Between the rule in these states on the one hand, and North Dakota on the other, lies the Alaska rule which appears to attempt a compromise between the two positions. In Carle v. Carle, 503 P.2d 1050, 1052 (Alaska 1972), the Alaska Supreme Court stated:

“In our jurisdiction it is well established that the trial court is possessed of broad discretion to determine where custody should be placed. We will disturb the trial court’s resolution of custody issues only if convinced that the record shows an abuse of discretion, or if controlling findings of fact are clearly erroneous.” [Emphasis supplied.]

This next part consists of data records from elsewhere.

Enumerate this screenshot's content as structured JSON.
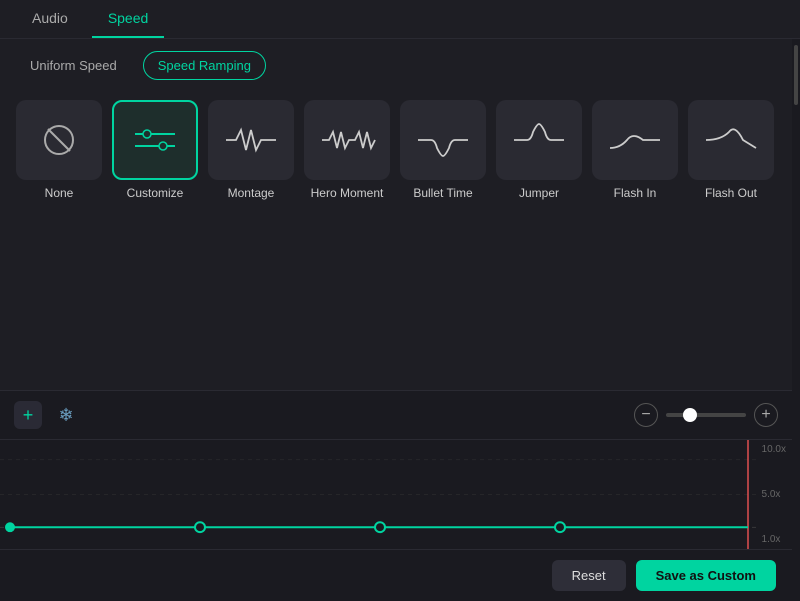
{
  "tabs": {
    "audio": "Audio",
    "speed": "Speed",
    "active": "speed"
  },
  "speed_modes": {
    "uniform": "Uniform Speed",
    "ramping": "Speed Ramping",
    "active": "ramping"
  },
  "presets": [
    {
      "id": "none",
      "label": "None",
      "svg_type": "circle-slash"
    },
    {
      "id": "customize",
      "label": "Customize",
      "svg_type": "sliders",
      "selected": true
    },
    {
      "id": "montage",
      "label": "Montage",
      "svg_type": "wave-small"
    },
    {
      "id": "hero_moment",
      "label": "Hero\nMoment",
      "svg_type": "wave-double"
    },
    {
      "id": "bullet_time",
      "label": "Bullet\nTime",
      "svg_type": "wave-dip"
    },
    {
      "id": "jumper",
      "label": "Jumper",
      "svg_type": "wave-peak"
    },
    {
      "id": "flash_in",
      "label": "Flash In",
      "svg_type": "wave-rise"
    },
    {
      "id": "flash_out",
      "label": "Flash Out",
      "svg_type": "wave-fall"
    }
  ],
  "timeline": {
    "add_btn": "+",
    "freeze_btn": "❄",
    "zoom_labels": [
      "10.0x",
      "5.0x",
      "1.0x"
    ]
  },
  "buttons": {
    "reset": "Reset",
    "save_as_custom": "Save as Custom"
  }
}
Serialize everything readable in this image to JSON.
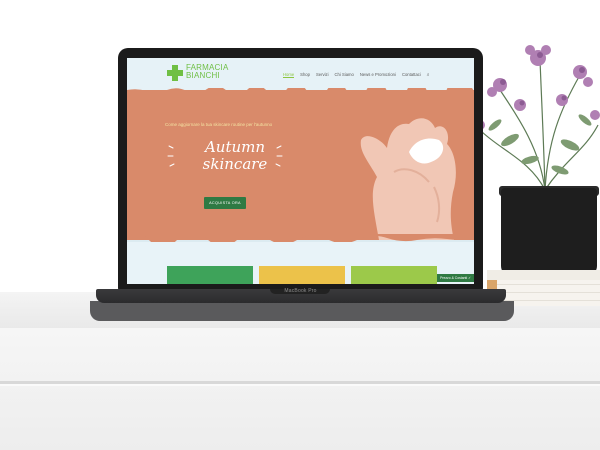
{
  "site": {
    "logo_line1": "FARMACIA",
    "logo_line2": "BIANCHI",
    "nav": [
      "Home",
      "Shop",
      "Servizi",
      "Chi Siamo",
      "News e Promozioni",
      "Contattaci"
    ],
    "nav_active": "Home",
    "hero_subtitle": "Come aggiornare la tua skincare routine per l'autunno",
    "hero_title_line1": "Autumn",
    "hero_title_line2": "skincare",
    "hero_button": "ACQUISTA ORA",
    "promo_tab": "Prezzo & Costanti ✓",
    "colors": {
      "brand_green": "#6fbf44",
      "button_green": "#2f7a43",
      "hero_bg": "#d98a6a",
      "card_green": "#3ea35a",
      "card_yellow": "#ecc24a",
      "card_lime": "#9cc94a"
    }
  },
  "laptop": {
    "label": "MacBook Pro"
  },
  "icons": {
    "search": "search-icon",
    "logo_cross": "pharmacy-cross-icon"
  }
}
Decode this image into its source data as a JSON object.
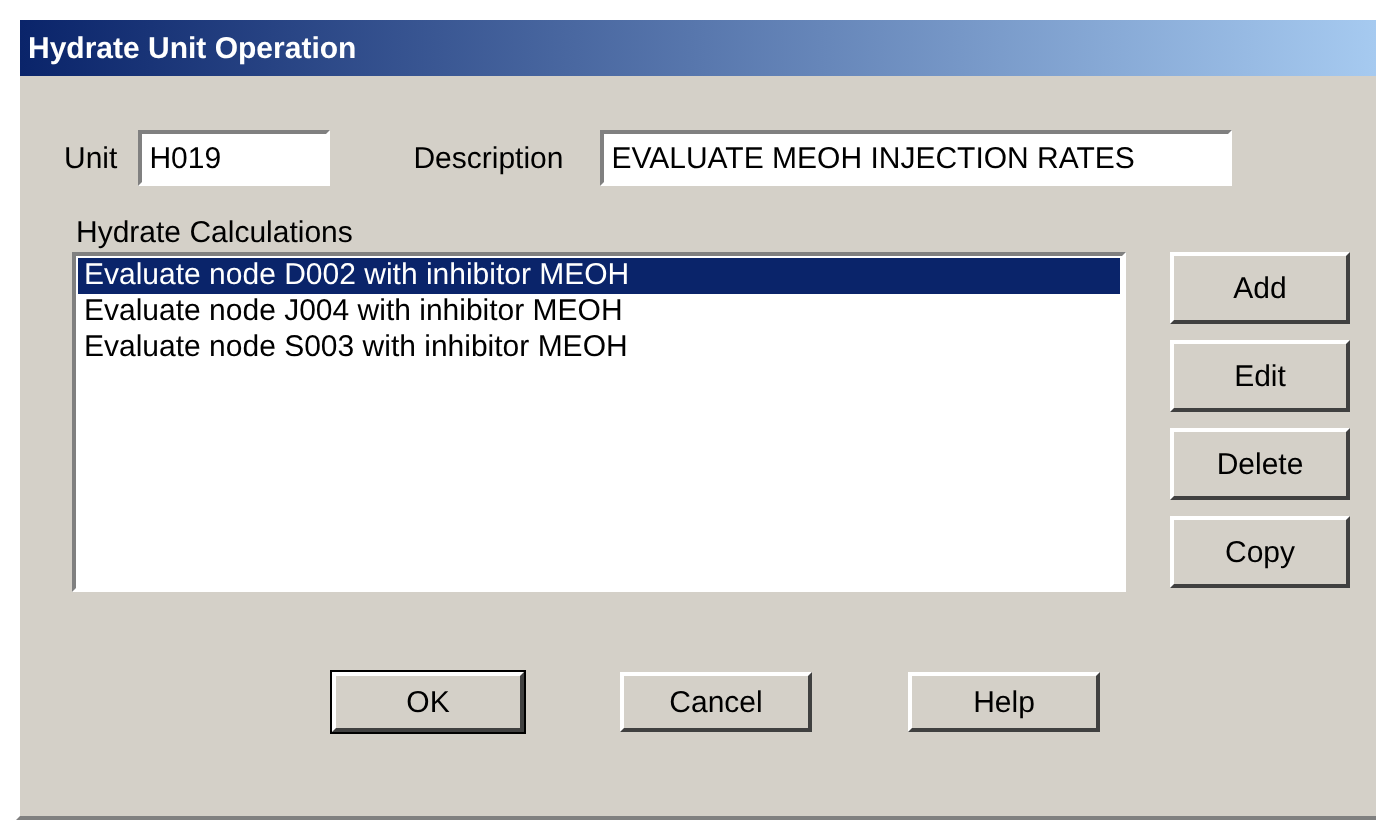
{
  "window": {
    "title": "Hydrate Unit Operation"
  },
  "unit": {
    "label": "Unit",
    "value": "H019"
  },
  "description": {
    "label": "Description",
    "value": "EVALUATE MEOH INJECTION RATES"
  },
  "calculations": {
    "label": "Hydrate Calculations",
    "items": [
      {
        "text": "Evaluate node D002 with inhibitor MEOH",
        "selected": true
      },
      {
        "text": "Evaluate node J004 with inhibitor MEOH",
        "selected": false
      },
      {
        "text": "Evaluate node S003 with inhibitor MEOH",
        "selected": false
      }
    ]
  },
  "side_buttons": [
    "Add",
    "Edit",
    "Delete",
    "Copy"
  ],
  "buttons": [
    {
      "label": "OK",
      "default": true
    },
    {
      "label": "Cancel",
      "default": false
    },
    {
      "label": "Help",
      "default": false
    }
  ]
}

I have found that to whatever extent other states may have departed from the “abuse of discretion” test to the “clearly erroneous” rule, they have done so in halting and uncertain steps. I cannot but conclude that the test which we devised in paragraph 3 of the syllabus in Ferguson, a part of which appears in the majority syllabus here in paragraph 5, is no longer appropriate. I would continue to hold the “clearly erroneous” rule applicable to “findings that a party to a divorce action has committed adultery”; however, I believe that a finding “that a particular division of property between the parties to a divorce action is equitable” or a finding “that the best interest of a child of the parties to divorce action would be served by awarding custody of the child to one party as opposed to the other” are discretionary matters with the trial court, and that our review should be a review for abuse of that discretion.

KNUDSON, Judge. I join with Judge TEIGEN in his special concurrence.

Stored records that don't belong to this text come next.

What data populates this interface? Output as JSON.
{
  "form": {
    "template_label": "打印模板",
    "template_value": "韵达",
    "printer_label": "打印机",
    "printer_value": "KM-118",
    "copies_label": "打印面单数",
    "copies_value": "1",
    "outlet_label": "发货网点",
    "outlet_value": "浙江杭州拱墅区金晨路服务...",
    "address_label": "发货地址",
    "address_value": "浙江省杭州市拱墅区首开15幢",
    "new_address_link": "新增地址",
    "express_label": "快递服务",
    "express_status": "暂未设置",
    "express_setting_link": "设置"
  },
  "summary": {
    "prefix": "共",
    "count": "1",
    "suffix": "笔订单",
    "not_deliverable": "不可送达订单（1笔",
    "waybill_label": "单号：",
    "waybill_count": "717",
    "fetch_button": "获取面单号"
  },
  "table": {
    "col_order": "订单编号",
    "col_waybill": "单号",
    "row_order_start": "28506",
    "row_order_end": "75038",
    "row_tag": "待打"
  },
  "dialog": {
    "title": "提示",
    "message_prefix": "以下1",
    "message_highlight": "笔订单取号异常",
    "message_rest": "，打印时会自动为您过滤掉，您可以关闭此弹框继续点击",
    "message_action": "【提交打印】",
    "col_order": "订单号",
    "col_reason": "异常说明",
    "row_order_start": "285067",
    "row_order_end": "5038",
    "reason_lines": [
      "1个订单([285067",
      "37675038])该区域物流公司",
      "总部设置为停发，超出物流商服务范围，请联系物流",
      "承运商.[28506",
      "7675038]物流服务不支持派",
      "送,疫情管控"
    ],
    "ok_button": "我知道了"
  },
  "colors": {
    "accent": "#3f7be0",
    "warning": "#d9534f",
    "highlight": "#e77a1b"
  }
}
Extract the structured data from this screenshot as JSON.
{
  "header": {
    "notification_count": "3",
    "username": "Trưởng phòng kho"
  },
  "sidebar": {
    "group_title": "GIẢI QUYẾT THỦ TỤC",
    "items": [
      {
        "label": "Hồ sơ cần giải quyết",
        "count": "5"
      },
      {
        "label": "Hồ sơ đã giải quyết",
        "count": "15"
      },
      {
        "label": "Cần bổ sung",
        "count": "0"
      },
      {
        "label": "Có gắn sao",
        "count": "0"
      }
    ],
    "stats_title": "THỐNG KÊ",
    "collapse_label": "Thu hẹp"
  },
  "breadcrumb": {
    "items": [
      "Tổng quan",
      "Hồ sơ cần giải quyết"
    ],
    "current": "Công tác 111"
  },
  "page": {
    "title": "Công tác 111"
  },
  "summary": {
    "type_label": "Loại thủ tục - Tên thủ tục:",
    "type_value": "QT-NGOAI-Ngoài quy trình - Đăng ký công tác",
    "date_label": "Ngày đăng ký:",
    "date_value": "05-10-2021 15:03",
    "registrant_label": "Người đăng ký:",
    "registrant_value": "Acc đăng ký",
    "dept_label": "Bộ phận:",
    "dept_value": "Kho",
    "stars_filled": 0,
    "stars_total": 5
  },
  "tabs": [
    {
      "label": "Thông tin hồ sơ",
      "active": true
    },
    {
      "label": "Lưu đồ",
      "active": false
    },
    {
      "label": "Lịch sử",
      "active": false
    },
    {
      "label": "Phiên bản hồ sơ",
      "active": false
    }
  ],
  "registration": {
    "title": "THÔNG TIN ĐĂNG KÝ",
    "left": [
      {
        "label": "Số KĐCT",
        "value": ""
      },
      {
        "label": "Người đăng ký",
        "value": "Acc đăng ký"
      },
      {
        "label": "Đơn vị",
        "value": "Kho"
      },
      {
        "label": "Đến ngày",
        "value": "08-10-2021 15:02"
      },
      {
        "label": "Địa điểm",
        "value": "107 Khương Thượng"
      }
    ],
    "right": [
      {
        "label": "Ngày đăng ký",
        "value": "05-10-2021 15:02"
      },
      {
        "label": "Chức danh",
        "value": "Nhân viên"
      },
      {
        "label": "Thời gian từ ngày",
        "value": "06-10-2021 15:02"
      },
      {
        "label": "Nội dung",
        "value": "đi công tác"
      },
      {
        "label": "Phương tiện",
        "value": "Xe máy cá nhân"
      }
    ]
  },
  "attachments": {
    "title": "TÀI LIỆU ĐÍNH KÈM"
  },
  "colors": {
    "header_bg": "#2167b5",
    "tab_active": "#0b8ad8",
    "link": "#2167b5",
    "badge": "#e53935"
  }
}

. Of these cases, three review the trial court award of custody of children: Griffith v. Allen, 472 S.W.2d 253, 254 (Ky.1971), Dowell v. Dowell, 490 S.W.2d 478, 480 (Ky.1973), Sharp v. Sharp, 491 S.W.2d 639, 642 (Ky.1973); three consider the adequacy of the alimony award: Grimes v. Grimes, 472 S.W.2d 477, 478 (Ky.1971), Budig v. Budig, 481 S.W.2d 95, 97 (Ky.1972), Bell v. Bell, 494 S.W.2d 517 (Ky.1973); two consider the question of whether alimony should have been periodic rather than in a lump sum: Dahlenburg v. Dahlenburg, 479 S.W.2d 606, 607 (Ky.1972), Chinn v. Chinn, 480 S.W.2d 157 (Ky.1972); and one considers the adequacy of child support payments: Bradley v. Bradley, 473 S.W.2d 117, 118 (Ky.1971).

. These cases consider whether the trial court assigned the correct value to property: Moore v. Moore, 477 S.W.2d 792, 794 (Ky.1972), Beggs v. Beggs, 479 S.W.2d 598, 601 (Ky.1972); whether the parties had orally modified child support provisions of their divorce decree: Ruby v. Shouse, 476 S.W.2d 823, 825 (Ky.1972); whether the findings were sufficient to support the alimony award made: Robinson v. Robinson, 474 S.W.2d 355 (Ky.1971); whether the evidence supported the property division made: Walden v. Walden, 486 S.W.2d 57, 59 (Ky.1972); whether a husband’s net worth was as low as that determined by the trial court: Purdom v. Purdom, 498 S.W.2d 131, 133 (Ky.1973); whether the divorce should have been granted to the other party: Bentley v. Bentley, 500 S.W.2d 411, 412 (Ky.1973).

. These cases consider the modification of child support and custody provisions: Eversole v. Eversole, 474 S.W.2d 685, 686 (Ky.1971); and the award of custody and finding of fitness of one parent to raise the child: Simmons v. Simmons, 479 S.W.2d 585 (Ky.1972).